Ethan went for a heartsqueeze. Araminta warded it off easily. She held out a hand, palm upwards, raising it. Ethan was abruptly tugged off the floor. A finger beckoned. He was drawn towards her.
‘You were right,’ she said to Aaron. ‘I did need to practise. He’s a sneaky little shit.’
Taranse, Darraklan and Rincenso were very still, all of them hurrying to establish their own mental shields lest the Dreamer should read their thoughts.
‘You don’t believe,’ Ethan hissed through bloody lips. ‘You never did.’

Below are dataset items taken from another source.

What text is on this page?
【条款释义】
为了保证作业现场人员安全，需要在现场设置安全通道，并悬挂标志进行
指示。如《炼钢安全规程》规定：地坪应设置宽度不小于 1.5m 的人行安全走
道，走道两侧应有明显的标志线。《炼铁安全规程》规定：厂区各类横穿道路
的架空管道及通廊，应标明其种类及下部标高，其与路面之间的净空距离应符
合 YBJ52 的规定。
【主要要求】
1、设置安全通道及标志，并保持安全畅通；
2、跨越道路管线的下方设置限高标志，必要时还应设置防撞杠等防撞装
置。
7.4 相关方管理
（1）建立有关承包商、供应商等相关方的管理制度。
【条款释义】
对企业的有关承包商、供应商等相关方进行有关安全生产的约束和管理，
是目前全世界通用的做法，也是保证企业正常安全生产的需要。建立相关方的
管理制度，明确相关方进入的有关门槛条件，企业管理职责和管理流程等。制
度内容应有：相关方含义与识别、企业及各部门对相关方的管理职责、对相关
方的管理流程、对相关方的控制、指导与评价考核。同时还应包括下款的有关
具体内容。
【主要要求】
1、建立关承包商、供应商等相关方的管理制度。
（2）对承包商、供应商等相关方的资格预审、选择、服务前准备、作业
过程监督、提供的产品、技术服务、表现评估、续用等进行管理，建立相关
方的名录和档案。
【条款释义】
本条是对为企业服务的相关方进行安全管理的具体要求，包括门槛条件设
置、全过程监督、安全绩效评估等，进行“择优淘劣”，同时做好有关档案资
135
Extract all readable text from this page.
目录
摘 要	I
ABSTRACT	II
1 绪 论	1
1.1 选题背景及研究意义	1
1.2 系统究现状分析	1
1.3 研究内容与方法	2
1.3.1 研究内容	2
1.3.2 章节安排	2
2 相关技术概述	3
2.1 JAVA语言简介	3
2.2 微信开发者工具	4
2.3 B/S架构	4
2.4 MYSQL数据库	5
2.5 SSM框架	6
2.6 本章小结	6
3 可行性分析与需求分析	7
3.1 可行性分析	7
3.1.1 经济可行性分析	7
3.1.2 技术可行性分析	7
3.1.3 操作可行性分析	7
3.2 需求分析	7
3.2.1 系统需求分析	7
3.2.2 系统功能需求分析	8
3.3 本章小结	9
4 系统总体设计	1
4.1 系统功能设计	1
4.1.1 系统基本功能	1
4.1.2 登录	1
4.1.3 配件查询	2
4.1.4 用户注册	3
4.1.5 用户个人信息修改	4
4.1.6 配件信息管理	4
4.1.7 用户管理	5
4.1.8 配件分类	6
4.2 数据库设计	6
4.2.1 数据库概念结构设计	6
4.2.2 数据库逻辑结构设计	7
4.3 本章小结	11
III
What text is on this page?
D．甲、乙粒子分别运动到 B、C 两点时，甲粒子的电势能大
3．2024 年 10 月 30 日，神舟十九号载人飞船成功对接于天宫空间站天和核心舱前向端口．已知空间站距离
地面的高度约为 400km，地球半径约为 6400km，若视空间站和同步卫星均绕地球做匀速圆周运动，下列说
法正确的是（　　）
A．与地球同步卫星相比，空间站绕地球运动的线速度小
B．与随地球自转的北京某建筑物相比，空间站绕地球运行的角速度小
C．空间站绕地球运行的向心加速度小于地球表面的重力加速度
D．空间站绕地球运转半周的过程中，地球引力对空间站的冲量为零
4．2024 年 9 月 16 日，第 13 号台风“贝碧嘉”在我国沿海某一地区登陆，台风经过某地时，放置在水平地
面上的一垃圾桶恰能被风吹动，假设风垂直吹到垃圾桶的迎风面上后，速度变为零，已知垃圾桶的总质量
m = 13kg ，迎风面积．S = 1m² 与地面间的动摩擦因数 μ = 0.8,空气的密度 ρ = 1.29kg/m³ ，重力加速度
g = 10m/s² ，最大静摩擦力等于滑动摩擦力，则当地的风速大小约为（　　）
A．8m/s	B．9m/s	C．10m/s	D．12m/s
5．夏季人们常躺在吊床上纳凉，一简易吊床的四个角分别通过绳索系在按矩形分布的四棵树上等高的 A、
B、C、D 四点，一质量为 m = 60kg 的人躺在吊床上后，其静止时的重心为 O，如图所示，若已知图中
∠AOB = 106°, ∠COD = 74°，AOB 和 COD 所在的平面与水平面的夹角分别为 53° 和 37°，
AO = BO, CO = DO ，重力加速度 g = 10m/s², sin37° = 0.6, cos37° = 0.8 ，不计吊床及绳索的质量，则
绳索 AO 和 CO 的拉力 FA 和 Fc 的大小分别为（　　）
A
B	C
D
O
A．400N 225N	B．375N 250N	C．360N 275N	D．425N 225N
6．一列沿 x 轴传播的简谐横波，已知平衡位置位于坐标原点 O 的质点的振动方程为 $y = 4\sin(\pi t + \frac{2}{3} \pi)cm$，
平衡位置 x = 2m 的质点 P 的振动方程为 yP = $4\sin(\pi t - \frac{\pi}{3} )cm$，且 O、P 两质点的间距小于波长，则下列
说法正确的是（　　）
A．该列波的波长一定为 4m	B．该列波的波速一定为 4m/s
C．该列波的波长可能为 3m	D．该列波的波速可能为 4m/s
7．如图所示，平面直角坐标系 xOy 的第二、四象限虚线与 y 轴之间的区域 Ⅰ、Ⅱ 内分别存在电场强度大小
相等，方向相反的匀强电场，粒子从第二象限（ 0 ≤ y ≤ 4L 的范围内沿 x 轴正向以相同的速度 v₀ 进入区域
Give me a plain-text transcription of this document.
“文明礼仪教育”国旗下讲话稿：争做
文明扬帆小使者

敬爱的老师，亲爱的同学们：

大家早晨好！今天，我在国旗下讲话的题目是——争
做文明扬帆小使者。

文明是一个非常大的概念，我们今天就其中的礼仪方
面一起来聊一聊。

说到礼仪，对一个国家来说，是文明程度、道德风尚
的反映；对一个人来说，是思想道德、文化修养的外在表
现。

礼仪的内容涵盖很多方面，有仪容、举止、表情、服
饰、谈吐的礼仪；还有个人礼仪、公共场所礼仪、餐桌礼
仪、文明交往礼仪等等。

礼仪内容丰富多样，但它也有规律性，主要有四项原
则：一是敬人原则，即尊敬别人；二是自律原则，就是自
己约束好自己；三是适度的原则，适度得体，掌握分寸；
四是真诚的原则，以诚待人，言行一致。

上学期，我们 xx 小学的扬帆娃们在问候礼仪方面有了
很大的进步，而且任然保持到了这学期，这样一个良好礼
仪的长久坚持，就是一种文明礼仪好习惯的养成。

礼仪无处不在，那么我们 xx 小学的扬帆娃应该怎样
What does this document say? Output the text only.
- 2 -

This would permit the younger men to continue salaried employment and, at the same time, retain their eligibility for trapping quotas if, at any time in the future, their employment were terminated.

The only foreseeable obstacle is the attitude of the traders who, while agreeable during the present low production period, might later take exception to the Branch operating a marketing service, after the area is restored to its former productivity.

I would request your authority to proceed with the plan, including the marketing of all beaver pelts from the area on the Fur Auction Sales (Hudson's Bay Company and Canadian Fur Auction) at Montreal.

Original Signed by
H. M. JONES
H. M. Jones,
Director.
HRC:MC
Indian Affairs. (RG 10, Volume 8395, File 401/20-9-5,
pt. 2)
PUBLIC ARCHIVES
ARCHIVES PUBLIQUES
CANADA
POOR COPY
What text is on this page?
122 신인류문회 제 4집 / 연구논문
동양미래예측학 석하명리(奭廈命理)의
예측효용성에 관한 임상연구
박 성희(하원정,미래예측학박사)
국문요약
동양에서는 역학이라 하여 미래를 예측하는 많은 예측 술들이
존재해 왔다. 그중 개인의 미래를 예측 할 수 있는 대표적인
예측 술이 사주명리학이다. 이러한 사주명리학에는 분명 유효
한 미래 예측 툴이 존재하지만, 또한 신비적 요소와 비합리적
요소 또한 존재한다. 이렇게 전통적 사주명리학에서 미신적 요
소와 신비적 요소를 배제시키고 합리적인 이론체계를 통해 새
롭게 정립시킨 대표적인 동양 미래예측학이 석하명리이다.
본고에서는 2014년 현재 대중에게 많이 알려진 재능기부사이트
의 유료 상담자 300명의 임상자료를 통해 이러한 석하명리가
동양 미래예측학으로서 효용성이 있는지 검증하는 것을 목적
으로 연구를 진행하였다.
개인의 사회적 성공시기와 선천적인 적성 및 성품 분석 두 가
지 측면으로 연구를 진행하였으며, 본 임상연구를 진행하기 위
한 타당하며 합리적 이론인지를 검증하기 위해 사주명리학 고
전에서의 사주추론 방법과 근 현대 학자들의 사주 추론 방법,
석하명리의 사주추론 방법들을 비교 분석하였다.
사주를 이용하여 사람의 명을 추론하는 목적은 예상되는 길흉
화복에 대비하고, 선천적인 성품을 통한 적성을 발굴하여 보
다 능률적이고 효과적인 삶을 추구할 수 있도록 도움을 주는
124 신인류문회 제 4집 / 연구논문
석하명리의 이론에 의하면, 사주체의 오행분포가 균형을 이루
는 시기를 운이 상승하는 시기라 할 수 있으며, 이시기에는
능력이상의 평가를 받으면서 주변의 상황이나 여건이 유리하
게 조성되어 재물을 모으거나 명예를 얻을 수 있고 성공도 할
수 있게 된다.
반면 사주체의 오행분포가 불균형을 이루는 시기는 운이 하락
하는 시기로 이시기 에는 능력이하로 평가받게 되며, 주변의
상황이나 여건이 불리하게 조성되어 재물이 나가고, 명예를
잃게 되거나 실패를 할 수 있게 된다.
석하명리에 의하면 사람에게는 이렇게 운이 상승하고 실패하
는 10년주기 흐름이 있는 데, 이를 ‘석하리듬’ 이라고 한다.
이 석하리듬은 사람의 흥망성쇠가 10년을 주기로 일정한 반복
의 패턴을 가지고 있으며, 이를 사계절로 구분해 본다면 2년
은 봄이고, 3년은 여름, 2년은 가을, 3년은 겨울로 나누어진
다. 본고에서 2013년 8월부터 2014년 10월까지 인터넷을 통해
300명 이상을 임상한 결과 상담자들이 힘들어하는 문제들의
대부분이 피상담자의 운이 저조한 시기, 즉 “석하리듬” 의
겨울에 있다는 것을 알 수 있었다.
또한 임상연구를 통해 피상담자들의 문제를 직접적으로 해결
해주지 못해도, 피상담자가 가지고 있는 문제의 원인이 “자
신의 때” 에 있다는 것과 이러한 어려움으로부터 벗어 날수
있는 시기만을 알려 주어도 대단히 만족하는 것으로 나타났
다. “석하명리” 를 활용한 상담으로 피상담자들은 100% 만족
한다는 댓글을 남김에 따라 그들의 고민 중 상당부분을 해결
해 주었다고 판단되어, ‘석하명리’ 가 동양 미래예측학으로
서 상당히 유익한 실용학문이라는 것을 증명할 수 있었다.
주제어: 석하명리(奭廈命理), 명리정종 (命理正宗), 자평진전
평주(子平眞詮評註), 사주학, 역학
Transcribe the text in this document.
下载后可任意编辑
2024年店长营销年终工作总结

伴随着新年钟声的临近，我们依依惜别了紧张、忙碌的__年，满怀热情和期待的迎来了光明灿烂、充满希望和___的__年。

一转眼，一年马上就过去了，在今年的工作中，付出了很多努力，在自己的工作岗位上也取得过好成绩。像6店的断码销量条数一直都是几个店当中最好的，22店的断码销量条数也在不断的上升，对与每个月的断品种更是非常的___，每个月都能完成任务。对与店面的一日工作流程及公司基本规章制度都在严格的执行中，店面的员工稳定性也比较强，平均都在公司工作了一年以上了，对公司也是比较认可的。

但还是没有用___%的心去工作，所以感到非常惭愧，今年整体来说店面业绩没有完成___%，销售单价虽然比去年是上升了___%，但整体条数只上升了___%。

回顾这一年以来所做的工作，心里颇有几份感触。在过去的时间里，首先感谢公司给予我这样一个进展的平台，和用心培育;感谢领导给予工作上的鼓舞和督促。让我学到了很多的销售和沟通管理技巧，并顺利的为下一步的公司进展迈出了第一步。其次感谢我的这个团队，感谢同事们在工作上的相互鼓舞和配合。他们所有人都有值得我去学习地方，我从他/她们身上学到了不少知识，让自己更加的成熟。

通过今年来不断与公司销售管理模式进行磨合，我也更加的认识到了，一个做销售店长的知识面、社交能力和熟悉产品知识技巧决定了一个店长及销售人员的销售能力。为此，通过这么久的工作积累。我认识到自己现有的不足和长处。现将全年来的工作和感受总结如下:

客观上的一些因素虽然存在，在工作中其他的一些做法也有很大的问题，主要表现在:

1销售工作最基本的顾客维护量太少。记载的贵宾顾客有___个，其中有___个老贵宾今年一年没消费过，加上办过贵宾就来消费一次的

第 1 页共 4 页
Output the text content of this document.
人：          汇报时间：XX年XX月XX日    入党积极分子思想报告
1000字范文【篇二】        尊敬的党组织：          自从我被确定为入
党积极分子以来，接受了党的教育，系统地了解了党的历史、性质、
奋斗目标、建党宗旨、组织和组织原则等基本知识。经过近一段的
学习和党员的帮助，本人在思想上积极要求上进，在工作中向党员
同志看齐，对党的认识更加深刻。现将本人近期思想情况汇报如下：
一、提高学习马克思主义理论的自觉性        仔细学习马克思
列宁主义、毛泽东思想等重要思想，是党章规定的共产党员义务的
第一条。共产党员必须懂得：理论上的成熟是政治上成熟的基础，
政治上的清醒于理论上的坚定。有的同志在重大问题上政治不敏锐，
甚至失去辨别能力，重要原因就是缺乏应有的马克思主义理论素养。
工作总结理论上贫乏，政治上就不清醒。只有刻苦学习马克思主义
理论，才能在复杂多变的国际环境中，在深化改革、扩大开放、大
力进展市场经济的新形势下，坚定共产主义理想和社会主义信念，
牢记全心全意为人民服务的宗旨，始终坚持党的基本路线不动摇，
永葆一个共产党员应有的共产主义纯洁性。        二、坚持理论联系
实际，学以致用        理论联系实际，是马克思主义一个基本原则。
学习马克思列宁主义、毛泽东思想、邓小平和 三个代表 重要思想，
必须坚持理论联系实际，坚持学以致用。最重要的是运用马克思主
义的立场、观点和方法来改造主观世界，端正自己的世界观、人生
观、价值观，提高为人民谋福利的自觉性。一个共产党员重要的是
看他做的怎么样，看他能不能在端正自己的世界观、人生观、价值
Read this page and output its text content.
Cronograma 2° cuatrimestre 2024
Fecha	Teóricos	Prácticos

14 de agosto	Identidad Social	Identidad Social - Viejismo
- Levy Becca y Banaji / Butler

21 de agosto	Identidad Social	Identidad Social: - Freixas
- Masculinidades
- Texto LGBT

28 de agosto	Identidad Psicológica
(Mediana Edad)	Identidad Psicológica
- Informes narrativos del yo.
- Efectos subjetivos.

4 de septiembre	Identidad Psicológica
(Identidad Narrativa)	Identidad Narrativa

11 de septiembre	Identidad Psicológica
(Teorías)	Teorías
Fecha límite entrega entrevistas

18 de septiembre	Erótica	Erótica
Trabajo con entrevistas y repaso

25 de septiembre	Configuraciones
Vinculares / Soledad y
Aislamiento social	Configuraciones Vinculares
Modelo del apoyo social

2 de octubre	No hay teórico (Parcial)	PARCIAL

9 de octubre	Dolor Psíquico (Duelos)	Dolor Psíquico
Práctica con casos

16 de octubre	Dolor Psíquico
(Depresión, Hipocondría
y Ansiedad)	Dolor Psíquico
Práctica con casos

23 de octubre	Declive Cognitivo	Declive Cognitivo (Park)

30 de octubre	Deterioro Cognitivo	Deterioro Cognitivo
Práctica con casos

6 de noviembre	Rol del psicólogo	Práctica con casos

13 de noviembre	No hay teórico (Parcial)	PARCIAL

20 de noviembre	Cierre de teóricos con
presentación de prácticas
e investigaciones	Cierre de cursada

‘But you believe in me, don’t you?’ she urged huskily, recalling Tathal’s dreadful compulsive domination during the Twenty-Sixth dream – applying the ability against the squirming mind before her. ‘It was me who brought you to the barrier. Me who called to the Skylord. Me who is bringing you to Querencia. Isn’t that so?’
‘Yes,’ Ethan gurgled.
‘And you are grateful for such an act of selfless generosity, are you not?’
‘Yes.’
‘How could you do anything but love the person who made it possible to finally live the dream?’
‘I couldn’t.’
‘Do you love me, Ethan? Do you trust me?’
‘Yes. Oh yes.’
‘Thank you, Ethan, from the bottom of my heart.’ She lowered him carefully to the decking, and smiled gently at her aghast audience. ‘The ex-Conservator seems to have tripped in all the excitement. Please take him to the sick bay.’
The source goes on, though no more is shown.